In conclusion, the improvement of microvascular perfusion after STEMI is possible; it is independent of the initial extent of LV dysfunction and is a strong determinant of significant LV volume reduction and regional and global LV function improvement. Future studies aimed at assessing the efficacy of new angiogenetic drugs should take into account these spontaneous changes in microvascular flow occurring up to 6 months after STEMI.
Clinical implications
A reduction in LVESV of 10% has recently identified7 as the optimal cutoff value to predict long-term survival after CRT in patients with congestive heart failure thus signifying a clinically relevant reverse LVR. In our study population with AMI, a mean reduction at follow-up in LVESV of 26 ± 13% and in LVEDV of 13 ± 14% was observed, and was closely related to global and regional LV function improvement (ΔLVEF + 12%, ΔWMA –40%) and to long-term prognosis.
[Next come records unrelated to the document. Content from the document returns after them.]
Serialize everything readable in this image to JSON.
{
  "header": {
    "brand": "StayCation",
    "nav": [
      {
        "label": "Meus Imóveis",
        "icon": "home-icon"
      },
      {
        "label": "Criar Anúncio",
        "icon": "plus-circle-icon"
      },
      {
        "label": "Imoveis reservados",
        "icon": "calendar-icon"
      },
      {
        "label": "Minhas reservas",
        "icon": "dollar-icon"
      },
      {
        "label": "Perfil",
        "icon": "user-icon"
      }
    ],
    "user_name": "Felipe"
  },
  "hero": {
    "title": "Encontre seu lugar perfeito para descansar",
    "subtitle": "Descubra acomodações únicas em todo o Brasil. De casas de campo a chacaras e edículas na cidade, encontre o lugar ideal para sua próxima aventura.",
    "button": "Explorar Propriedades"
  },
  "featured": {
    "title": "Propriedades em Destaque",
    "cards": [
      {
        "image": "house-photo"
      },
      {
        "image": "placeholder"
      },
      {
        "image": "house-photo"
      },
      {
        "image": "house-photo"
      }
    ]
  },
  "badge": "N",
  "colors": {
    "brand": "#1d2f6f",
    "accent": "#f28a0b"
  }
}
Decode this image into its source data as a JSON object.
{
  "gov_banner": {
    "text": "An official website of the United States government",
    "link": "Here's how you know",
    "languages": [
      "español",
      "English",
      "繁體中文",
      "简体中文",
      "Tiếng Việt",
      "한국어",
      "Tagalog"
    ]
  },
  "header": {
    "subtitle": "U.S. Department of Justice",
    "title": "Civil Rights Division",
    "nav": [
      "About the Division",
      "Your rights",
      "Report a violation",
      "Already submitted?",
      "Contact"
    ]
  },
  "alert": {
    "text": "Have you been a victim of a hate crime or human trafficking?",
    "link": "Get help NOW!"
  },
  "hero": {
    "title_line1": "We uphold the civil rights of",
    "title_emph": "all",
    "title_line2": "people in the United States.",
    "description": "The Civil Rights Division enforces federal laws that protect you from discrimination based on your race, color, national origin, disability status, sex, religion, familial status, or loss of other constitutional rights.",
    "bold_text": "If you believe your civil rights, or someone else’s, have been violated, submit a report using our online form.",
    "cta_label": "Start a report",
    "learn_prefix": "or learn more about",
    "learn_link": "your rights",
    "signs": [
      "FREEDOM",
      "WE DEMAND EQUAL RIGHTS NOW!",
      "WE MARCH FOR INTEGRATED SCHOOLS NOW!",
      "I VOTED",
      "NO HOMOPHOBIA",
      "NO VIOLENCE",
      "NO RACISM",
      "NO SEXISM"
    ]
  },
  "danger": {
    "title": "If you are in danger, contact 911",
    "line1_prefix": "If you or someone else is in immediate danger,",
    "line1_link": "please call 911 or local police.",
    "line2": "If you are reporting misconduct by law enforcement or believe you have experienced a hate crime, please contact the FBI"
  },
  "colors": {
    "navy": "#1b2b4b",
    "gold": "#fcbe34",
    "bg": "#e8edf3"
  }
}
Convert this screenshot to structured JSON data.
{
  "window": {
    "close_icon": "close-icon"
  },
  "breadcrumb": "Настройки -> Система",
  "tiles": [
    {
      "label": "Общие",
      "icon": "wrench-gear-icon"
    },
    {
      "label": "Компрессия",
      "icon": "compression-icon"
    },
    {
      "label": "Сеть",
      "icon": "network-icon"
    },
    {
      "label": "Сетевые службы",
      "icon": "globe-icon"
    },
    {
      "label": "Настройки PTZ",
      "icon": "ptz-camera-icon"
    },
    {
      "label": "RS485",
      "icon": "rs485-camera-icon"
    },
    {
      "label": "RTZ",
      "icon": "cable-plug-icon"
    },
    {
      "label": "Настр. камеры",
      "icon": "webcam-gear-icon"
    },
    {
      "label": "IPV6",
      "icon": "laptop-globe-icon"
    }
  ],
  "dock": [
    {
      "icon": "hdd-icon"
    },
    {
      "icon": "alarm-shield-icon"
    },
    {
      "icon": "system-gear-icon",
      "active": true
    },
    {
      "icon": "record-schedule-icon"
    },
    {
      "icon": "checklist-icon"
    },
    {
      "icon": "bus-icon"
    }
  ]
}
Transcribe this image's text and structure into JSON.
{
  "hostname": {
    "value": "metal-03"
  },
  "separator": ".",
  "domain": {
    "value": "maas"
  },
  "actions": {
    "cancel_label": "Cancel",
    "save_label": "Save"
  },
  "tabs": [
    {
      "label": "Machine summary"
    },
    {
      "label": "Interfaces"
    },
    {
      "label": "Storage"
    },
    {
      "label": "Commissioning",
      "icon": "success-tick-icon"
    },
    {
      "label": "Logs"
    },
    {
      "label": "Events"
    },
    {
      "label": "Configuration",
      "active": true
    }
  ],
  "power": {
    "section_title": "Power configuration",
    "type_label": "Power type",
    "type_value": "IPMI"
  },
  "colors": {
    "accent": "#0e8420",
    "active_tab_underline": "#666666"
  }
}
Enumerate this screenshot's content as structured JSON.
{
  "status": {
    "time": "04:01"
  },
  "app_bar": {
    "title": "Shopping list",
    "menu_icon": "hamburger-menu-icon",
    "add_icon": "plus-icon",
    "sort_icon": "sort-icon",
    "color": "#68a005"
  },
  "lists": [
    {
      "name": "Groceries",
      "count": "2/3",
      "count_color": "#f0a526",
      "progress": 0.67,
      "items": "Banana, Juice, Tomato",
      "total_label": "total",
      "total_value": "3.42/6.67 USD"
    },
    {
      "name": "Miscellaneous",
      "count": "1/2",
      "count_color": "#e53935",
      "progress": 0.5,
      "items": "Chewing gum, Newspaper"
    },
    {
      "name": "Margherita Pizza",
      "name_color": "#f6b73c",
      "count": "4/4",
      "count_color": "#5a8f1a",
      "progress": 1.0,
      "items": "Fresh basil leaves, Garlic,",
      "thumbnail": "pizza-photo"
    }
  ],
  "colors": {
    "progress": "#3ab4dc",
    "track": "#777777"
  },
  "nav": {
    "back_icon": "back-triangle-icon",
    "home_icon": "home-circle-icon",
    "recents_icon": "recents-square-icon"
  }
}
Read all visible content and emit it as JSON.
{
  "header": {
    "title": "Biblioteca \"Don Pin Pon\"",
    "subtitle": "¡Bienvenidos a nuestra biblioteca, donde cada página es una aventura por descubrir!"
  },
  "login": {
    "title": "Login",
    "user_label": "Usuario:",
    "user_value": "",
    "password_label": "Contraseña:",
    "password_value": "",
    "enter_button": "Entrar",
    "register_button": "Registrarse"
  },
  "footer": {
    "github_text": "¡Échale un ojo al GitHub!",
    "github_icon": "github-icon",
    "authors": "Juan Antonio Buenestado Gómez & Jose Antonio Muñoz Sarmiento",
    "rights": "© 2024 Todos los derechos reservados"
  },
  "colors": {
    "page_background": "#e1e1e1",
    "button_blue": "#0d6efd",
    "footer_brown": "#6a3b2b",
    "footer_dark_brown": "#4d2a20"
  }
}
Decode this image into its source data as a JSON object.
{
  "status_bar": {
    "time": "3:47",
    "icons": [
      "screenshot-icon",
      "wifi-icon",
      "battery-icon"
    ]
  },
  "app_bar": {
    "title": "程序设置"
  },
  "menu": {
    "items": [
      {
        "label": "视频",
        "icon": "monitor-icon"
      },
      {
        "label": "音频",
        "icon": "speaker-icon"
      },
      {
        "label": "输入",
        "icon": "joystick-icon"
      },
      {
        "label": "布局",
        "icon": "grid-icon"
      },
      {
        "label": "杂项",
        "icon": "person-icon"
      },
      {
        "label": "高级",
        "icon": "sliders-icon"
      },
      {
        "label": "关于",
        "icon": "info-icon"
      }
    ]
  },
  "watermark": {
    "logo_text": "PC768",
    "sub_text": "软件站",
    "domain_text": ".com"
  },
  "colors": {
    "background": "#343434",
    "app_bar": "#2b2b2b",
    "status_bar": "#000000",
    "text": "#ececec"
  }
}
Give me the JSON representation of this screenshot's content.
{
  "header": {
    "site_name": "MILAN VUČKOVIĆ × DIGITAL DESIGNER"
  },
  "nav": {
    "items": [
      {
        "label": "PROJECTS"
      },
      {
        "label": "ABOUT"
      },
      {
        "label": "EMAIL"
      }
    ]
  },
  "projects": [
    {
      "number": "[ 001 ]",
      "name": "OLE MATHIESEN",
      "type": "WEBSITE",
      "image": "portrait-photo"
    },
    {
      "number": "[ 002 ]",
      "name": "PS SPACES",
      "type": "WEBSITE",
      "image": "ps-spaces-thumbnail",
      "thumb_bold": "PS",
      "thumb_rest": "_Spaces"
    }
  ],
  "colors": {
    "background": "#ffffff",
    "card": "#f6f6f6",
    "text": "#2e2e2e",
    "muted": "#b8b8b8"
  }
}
These beneficial effects have been achieved in patients timely treated with primary IRA stenting and IIB/IIIA glycoprotein inhibitors. Further, large part of the study population received optimal medical therapy that includes ACE/ARBs, statins, and β-blockers and further support the importance of the use of these drugs after myocardial infarction. A recent meta-analysis11 showed a lesser efficacy of bone-marrow-derived cell therapy on cardiac function (mean reduction in infarct size −5.5%, in LVESV −4.8%, and in LVEDV −1.9%). Thus the effects of cell-based cardiac repair therapy may be masked by the powerful effect of reperfusion therapy and concomitant treatment.
Study limitations
The study population is relatively small and the 2-year event rate is low, thus the relationship between r-LVR and clinical outcome need to be confirmed in larger longitudinal studies. Patients enrolled in this study were optimally treated, thus the incidence or r-LVR in high-risk STEMI sub-optimally treated cannot be derived. However, the multicentre randomized design of the study adds strength to the results, and the data set collected allows drawing conclusions with sufficient statistical power. We have not performed quantitative analysis of the replenishment curves of MCE data because we believe that in the setting of AMI and for the purpose of the study these data did not add significant meaning to our results. On the other hand, we elected to quantify the length of MCE perfusion defect, which is the best indicator of the extent of microvascular damage and the ideal parameter able to influence LV remodelling.2–5,12,13,24 Finally, not all variables involved in determining dynamic changes in LV function and shape after AMI were considered in this study. In particular, the role of diastolic dysfunction, transmural extent of necrosis, and neurohormonal activation in preventing r-LVR need to clarified by future studies.
Conclusions
A substantial number of STEMI patients treated according to the current guidelines show a significant reverse LVR. This volume reduction is an important predictor of favourable long-term clinical outcome.
Funding
Funding to pay the Open Access publication charges for this article was provided by the Ministry of University, Research Science and Technology (MURST).
Conflict of interests: We have no conflict of interests to disclose.